Y mientras Yun Mu se enfrentaba al hombre de las gafas de sol, Qingcheng casualmente llegó en el ascensor, bajando a toda prisa para presenciar esta increíble escena.
Apenas podía creer lo que veía.
¿Era ese realmente Yun Mu?
Si era tan poderoso, ¿por qué lo habían enterrado vivo?
Yun Mu no era una estrella del pop, no se conmovía por esas miradas de adoración.
Al ver que ese puto imbécil de joven intentaba escapar, ¿por qué lo dejaría irse tan fácilmente?
Yun Mu aceleró, lo agarró por el pelo y lo arrastró de vuelta.
—¡Suéltame, suéltame!
Soy el segundo hijo de la familia Ji de la Ciudad Ji’an, Shen Shou.
Si no me sueltas ahora, ¡juro que haré que maten a toda tu familia!
—gritó Shen Shou histéricamente.
¿Bestia Divina?
Ese nombre era un puto insulto para las bestias; ¡realmente le hacía honor!
Yun Mu, con una expresión fría, arrojó a Shen Shou frente a los guardias de seguridad y lo pateó sin piedad dos veces, obligándolo a arrodillarse ante ellos.
Dijo con frialdad: —Discúlpate sinceramente, ¡o si no podemos seguir jugando!
—Jode a tu ma…
¡Plas, plas, plas, plas, plas, plas, plas!
Con un rostro tranquilo, Yun Mu lo abofeteó sin cesar, propinándole más de una docena de golpes en la cara a Shen Shou, esparciendo sangre y dientes por todo el suelo, antes de detenerse finalmente y exigir: —¡Discúlpate!

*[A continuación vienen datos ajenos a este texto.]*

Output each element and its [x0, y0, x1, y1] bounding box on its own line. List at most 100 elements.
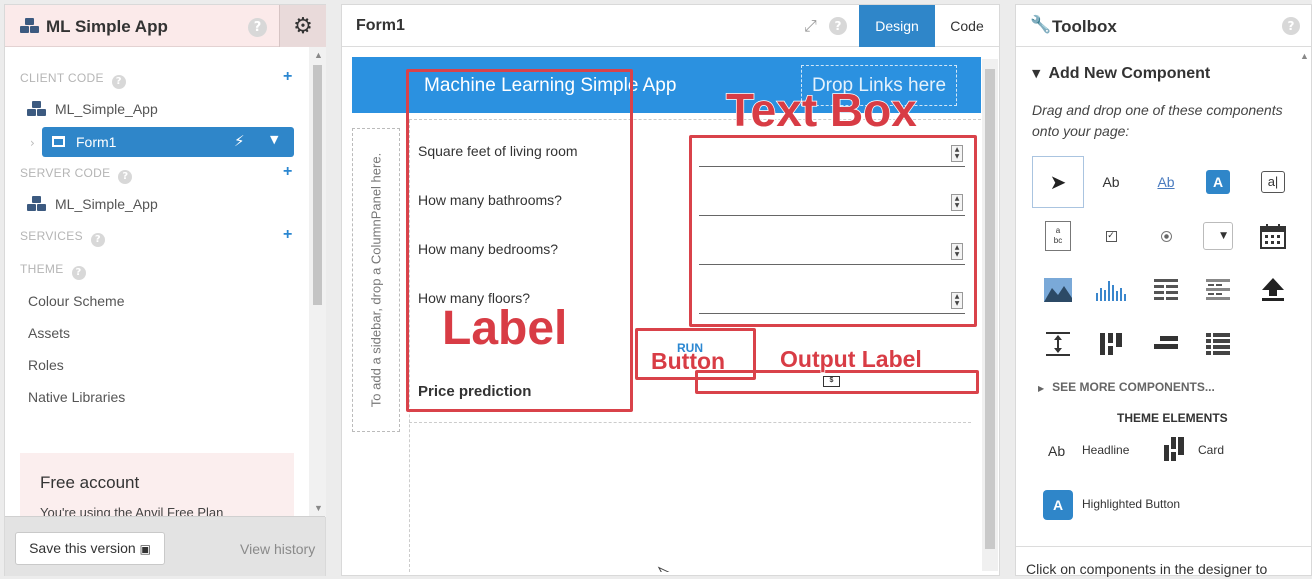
add-service-icon[interactable]: +	[283, 226, 292, 244]
radio-button-component[interactable]	[1140, 210, 1192, 262]
help-icon[interactable]: ?	[248, 18, 267, 37]
theme-headline[interactable]: Headline	[1082, 443, 1129, 457]
sidebar-scrollbar[interactable]: ▲ ▼	[309, 47, 326, 517]
client-app-label: ML_Simple_App	[55, 101, 158, 117]
scroll-down-icon[interactable]: ▼	[314, 503, 323, 513]
scrollbar-thumb[interactable]	[313, 65, 322, 305]
services-label: SERVICES	[20, 229, 83, 243]
button-component-icon: A	[1206, 170, 1230, 194]
grid-panel-icon	[1206, 333, 1230, 355]
designer-header: Form1 ⤢ ? Design Code	[342, 5, 999, 47]
theme-item-assets[interactable]: Assets	[28, 325, 70, 341]
theme-item-colour-scheme[interactable]: Colour Scheme	[28, 293, 125, 309]
see-more-components-link[interactable]: ▶ SEE MORE COMPONENTS...	[1038, 380, 1215, 394]
free-account-notice: Free account You're using the Anvil Free…	[20, 453, 294, 517]
app-title: ML Simple App	[46, 17, 168, 36]
content-bottom-divider	[409, 422, 971, 423]
server-app-label: ML_Simple_App	[55, 196, 158, 212]
theme-highlighted-button[interactable]: Highlighted Button	[1082, 497, 1180, 511]
design-canvas[interactable]: Machine Learning Simple App Drop Links h…	[352, 57, 981, 572]
scroll-up-icon[interactable]: ▲	[314, 50, 323, 60]
grid-panel-component[interactable]	[1192, 318, 1244, 370]
window-icon	[52, 136, 65, 147]
chevron-right-icon[interactable]: ›	[30, 136, 35, 150]
help-icon[interactable]: ?	[90, 233, 105, 247]
date-picker-component[interactable]	[1247, 210, 1299, 262]
label-component[interactable]: Ab	[1085, 156, 1137, 208]
dropdown-component[interactable]: ▼	[1192, 210, 1244, 262]
column-panel-icon	[1100, 333, 1122, 355]
theme-section: THEME?	[20, 262, 86, 280]
lightning-icon[interactable]: ⚡	[234, 132, 245, 150]
tab-design[interactable]: Design	[859, 5, 935, 47]
image-component[interactable]	[1032, 264, 1084, 316]
pointer-tool[interactable]: ➤	[1032, 156, 1084, 208]
form-title: Form1	[356, 17, 405, 34]
bar-chart-icon	[1096, 281, 1126, 301]
scroll-up-icon[interactable]: ▲	[1300, 51, 1309, 61]
repeating-panel-component[interactable]	[1192, 264, 1244, 316]
sidebar-drop-zone[interactable]: To add a sidebar, drop a ColumnPanel her…	[352, 128, 400, 432]
save-version-label: Save this version	[29, 540, 136, 556]
floppy-disk-icon: ▣	[139, 542, 151, 556]
form1-label: Form1	[76, 134, 117, 150]
theme-elements-header: THEME ELEMENTS	[1117, 411, 1228, 425]
services-section: SERVICES?	[20, 229, 105, 247]
scrollbar-thumb[interactable]	[985, 69, 995, 549]
spacer-component[interactable]	[1032, 318, 1084, 370]
calendar-icon	[1260, 224, 1286, 249]
headline-icon: Ab	[1048, 443, 1066, 459]
data-grid-component[interactable]	[1140, 264, 1192, 316]
client-app-item[interactable]: ML_Simple_App	[27, 101, 158, 117]
upload-icon	[1262, 278, 1284, 301]
checkbox-component[interactable]: ✓	[1085, 210, 1137, 262]
theme-card[interactable]: Card	[1198, 443, 1224, 457]
client-code-section: CLIENT CODE?	[20, 71, 126, 89]
tab-code[interactable]: Code	[935, 5, 999, 47]
form-designer-panel: Form1 ⤢ ? Design Code Machine Learning S…	[341, 4, 1000, 576]
wrench-icon: 🔧	[1030, 15, 1052, 35]
app-header: ML Simple App ? ⚙	[5, 5, 326, 47]
theme-item-native-libraries[interactable]: Native Libraries	[28, 389, 125, 405]
caret-down-icon: ▼	[1032, 67, 1041, 80]
designer-scrollbar[interactable]	[982, 59, 998, 571]
highlighted-button-icon: A	[1043, 490, 1073, 520]
client-code-label: CLIENT CODE	[20, 71, 104, 85]
column-panel-component[interactable]	[1085, 318, 1137, 370]
app-cubes-icon	[27, 196, 46, 211]
view-history-link[interactable]: View history	[240, 541, 315, 557]
caret-down-icon[interactable]: ▼	[270, 133, 278, 146]
add-new-component-header[interactable]: ▼ Add New Component	[1032, 65, 1210, 83]
textbox-component[interactable]: a|	[1247, 156, 1299, 208]
mouse-cursor-icon: ➤	[656, 561, 679, 573]
linear-panel-component[interactable]	[1140, 318, 1192, 370]
button-annotation: Button	[650, 347, 726, 375]
checkbox-icon: ✓	[1105, 230, 1117, 242]
linear-panel-icon	[1154, 336, 1178, 349]
help-icon[interactable]: ?	[829, 17, 847, 35]
help-icon[interactable]: ?	[111, 75, 126, 89]
help-icon[interactable]: ?	[1282, 17, 1300, 35]
pointer-icon: ➤	[1049, 170, 1067, 194]
server-app-item[interactable]: ML_Simple_App	[27, 196, 158, 212]
label-annotation: Label	[441, 301, 568, 356]
toolbox-scrollbar[interactable]: ▲	[1298, 47, 1311, 547]
help-icon[interactable]: ?	[118, 170, 133, 184]
card-icon	[1164, 437, 1184, 461]
settings-button[interactable]: ⚙	[279, 5, 326, 47]
form1-item[interactable]: Form1 ⚡ ▼	[42, 127, 294, 157]
textarea-component[interactable]: a bc	[1032, 210, 1084, 262]
save-version-button[interactable]: Save this version ▣	[15, 532, 165, 565]
button-component[interactable]: A	[1192, 156, 1244, 208]
link-component[interactable]: Ab	[1140, 156, 1192, 208]
sidebar-hint: To add a sidebar, drop a ColumnPanel her…	[368, 152, 384, 408]
help-icon[interactable]: ?	[71, 266, 86, 280]
theme-item-roles[interactable]: Roles	[28, 357, 64, 373]
image-icon	[1044, 278, 1072, 302]
drag-drop-hint: Drag and drop one of these components on…	[1032, 102, 1283, 139]
plot-component[interactable]	[1085, 264, 1137, 316]
expand-icon[interactable]: ⤢	[804, 16, 817, 36]
add-client-code-icon[interactable]: +	[283, 68, 292, 86]
add-server-code-icon[interactable]: +	[283, 163, 292, 181]
file-loader-component[interactable]	[1247, 264, 1299, 316]
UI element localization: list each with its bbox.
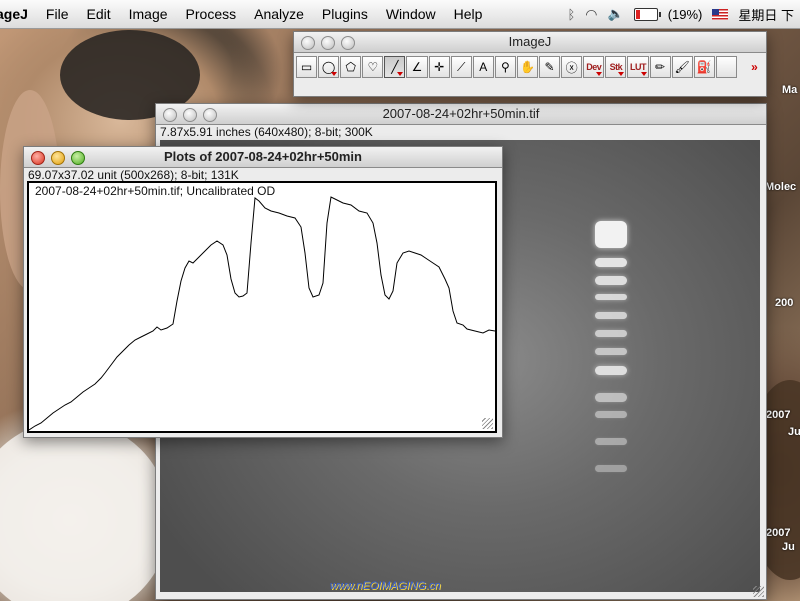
brush-tool-icon[interactable]: 🖌 <box>671 56 693 78</box>
desktop-label: Molec <box>765 181 797 193</box>
gel-band <box>595 311 627 319</box>
desktop-label: 2007 <box>766 527 791 539</box>
menu-help[interactable]: Help <box>445 0 492 28</box>
desktop-label: Ma <box>782 84 798 96</box>
menu-bar: ageJ File Edit Image Process Analyze Plu… <box>0 0 800 29</box>
plot-canvas[interactable]: 2007-08-24+02hr+50min.tif; Uncalibrated … <box>27 181 497 433</box>
menu-file[interactable]: File <box>37 0 78 28</box>
battery-icon[interactable] <box>633 7 661 21</box>
gel-band <box>595 329 627 337</box>
toolbar-title: ImageJ <box>508 34 552 49</box>
blank-tool[interactable] <box>715 56 737 78</box>
menu-window[interactable]: Window <box>377 0 445 28</box>
gel-band <box>595 411 627 418</box>
bluetooth-icon[interactable]: ᛒ <box>567 7 575 22</box>
angle-tool-icon[interactable]: ∠ <box>406 56 428 78</box>
close-tool-icon[interactable]: ⓧ <box>561 56 583 78</box>
menu-plugins[interactable]: Plugins <box>313 0 377 28</box>
tool-palette: ▭ ◯ ⬠ ♡ ╱ ∠ ✛ ⟋ A ⚲ ✋ ✎ ⓧ Dev Stk LUT ✏ 🖌 ⛽ » <box>294 53 766 78</box>
gel-band <box>595 366 627 376</box>
submenu-indicator-icon <box>397 72 404 76</box>
resize-handle[interactable] <box>753 586 764 597</box>
profile-plot <box>29 196 495 431</box>
gel-band <box>595 393 627 403</box>
freehand-tool-icon[interactable]: ♡ <box>362 56 384 78</box>
volume-icon[interactable]: 🔈 <box>608 6 624 22</box>
resize-handle[interactable] <box>482 418 493 429</box>
desktop-label: Ju <box>788 426 800 438</box>
gel-band <box>595 221 627 249</box>
magnifier-tool-icon[interactable]: ⚲ <box>494 56 516 78</box>
menu-process[interactable]: Process <box>177 0 246 28</box>
watermark: www.nEOIMAGING.cn <box>330 580 441 592</box>
text-tool-icon[interactable]: A <box>472 56 494 78</box>
plot-title: Plots of 2007-08-24+02hr+50min <box>164 149 362 164</box>
dev-tool[interactable]: Dev <box>583 56 605 78</box>
menu-image[interactable]: Image <box>120 0 177 28</box>
dropper-tool-icon[interactable]: ✎ <box>539 56 561 78</box>
gel-band <box>595 293 627 301</box>
desktop-label: 2007 <box>766 409 791 421</box>
rectangle-tool-icon[interactable]: ▭ <box>296 56 318 78</box>
polygon-tool-icon[interactable]: ⬠ <box>340 56 362 78</box>
imagej-toolbar-window: ImageJ ▭ ◯ ⬠ ♡ ╱ ∠ ✛ ⟋ A ⚲ ✋ ✎ ⓧ Dev Stk LUT ✏ 🖌 ⛽ » <box>293 31 767 97</box>
stk-tool-label: Stk <box>609 62 623 72</box>
desktop-label: Ju <box>782 541 795 553</box>
gel-band <box>595 275 627 285</box>
wand-tool-icon[interactable]: ⟋ <box>450 56 472 78</box>
image-title: 2007-08-24+02hr+50min.tif <box>382 106 540 121</box>
image-info: 7.87x5.91 inches (640x480); 8-bit; 300K <box>160 125 373 139</box>
submenu-indicator-icon <box>331 72 338 76</box>
more-tools-button[interactable]: » <box>744 56 765 78</box>
app-menu[interactable]: ageJ <box>0 0 37 28</box>
plot-titlebar[interactable]: Plots of 2007-08-24+02hr+50min <box>24 147 502 168</box>
lut-tool[interactable]: LUT <box>627 56 649 78</box>
submenu-indicator-icon <box>596 72 603 76</box>
input-flag-icon[interactable] <box>712 8 729 20</box>
menu-edit[interactable]: Edit <box>77 0 119 28</box>
submenu-indicator-icon <box>640 72 647 76</box>
menu-analyze[interactable]: Analyze <box>245 0 313 28</box>
stk-tool[interactable]: Stk <box>605 56 627 78</box>
hand-tool-icon[interactable]: ✋ <box>516 56 539 78</box>
gel-band <box>595 257 627 267</box>
desktop-label: 200 <box>775 297 794 309</box>
line-tool-icon[interactable]: ╱ <box>384 56 406 78</box>
submenu-indicator-icon <box>618 72 625 76</box>
profile-line <box>29 196 495 431</box>
clock[interactable]: 星期日 下 <box>738 5 794 24</box>
lut-tool-label: LUT <box>629 62 647 72</box>
battery-percent: (19%) <box>667 6 703 22</box>
oval-tool-icon[interactable]: ◯ <box>318 56 340 78</box>
flood-fill-tool-icon[interactable]: ⛽ <box>693 56 715 78</box>
point-tool-icon[interactable]: ✛ <box>428 56 450 78</box>
pencil-tool-icon[interactable]: ✏ <box>649 56 671 78</box>
wifi-icon[interactable]: ◠ <box>585 6 597 23</box>
gel-band <box>595 347 627 355</box>
toolbar-titlebar[interactable]: ImageJ <box>294 32 766 53</box>
plot-info: 69.07x37.02 unit (500x268); 8-bit; 131K <box>28 168 239 182</box>
gel-band <box>595 438 627 446</box>
gel-band <box>595 465 627 473</box>
dev-tool-label: Dev <box>586 62 602 72</box>
plot-window: Plots of 2007-08-24+02hr+50min 69.07x37.… <box>23 146 503 438</box>
menu-extras: ᛒ ◠ 🔈 (19%) 星期日 下 <box>567 0 800 28</box>
image-titlebar[interactable]: 2007-08-24+02hr+50min.tif <box>156 104 766 125</box>
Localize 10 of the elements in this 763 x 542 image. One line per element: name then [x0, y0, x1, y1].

Shen Shou, sin embargo, era el vástago de una gran familia; incluso en apuros, albergaba pensamientos de venganza.
Con la boca abierta, preguntó: —¿Quién eres?
¿Quién eres?
—¡Yun Mu!
—Entonces, ¿sabes quién soy yo?
Soy…
¡Plas, plas, plas!
Siguieron otra docena de bofetadas.
Si Qingcheng y Wen Jia no se hubieran acercado para apartarlo, podría haber abofeteado a la Bestia Divina hasta la muerte.
—Yun Mu, déjalo ya —dijo Qingcheng, intercediendo por Shen Shou.
Quizás Yun Mu, al ser nuevo en la Ciudad Ji’an, no sabía quién era Shen Shou, pero ella lo sabía muy bien.
La capital tenía cuatro grandes familias, conocidas como los grandes clanes.
Del mismo modo, en la Ciudad Ji’an, estaban las tres grandes familias de Ji’an, el llamado trípode de poder.
La familia Ji era una de estas familias, y aunque su influencia no podía compararse con las ricas casas de la capital, aquí en la Ciudad Ji’an, su poder era tal que una sola pisada podía hacer temblar la ciudad tres veces.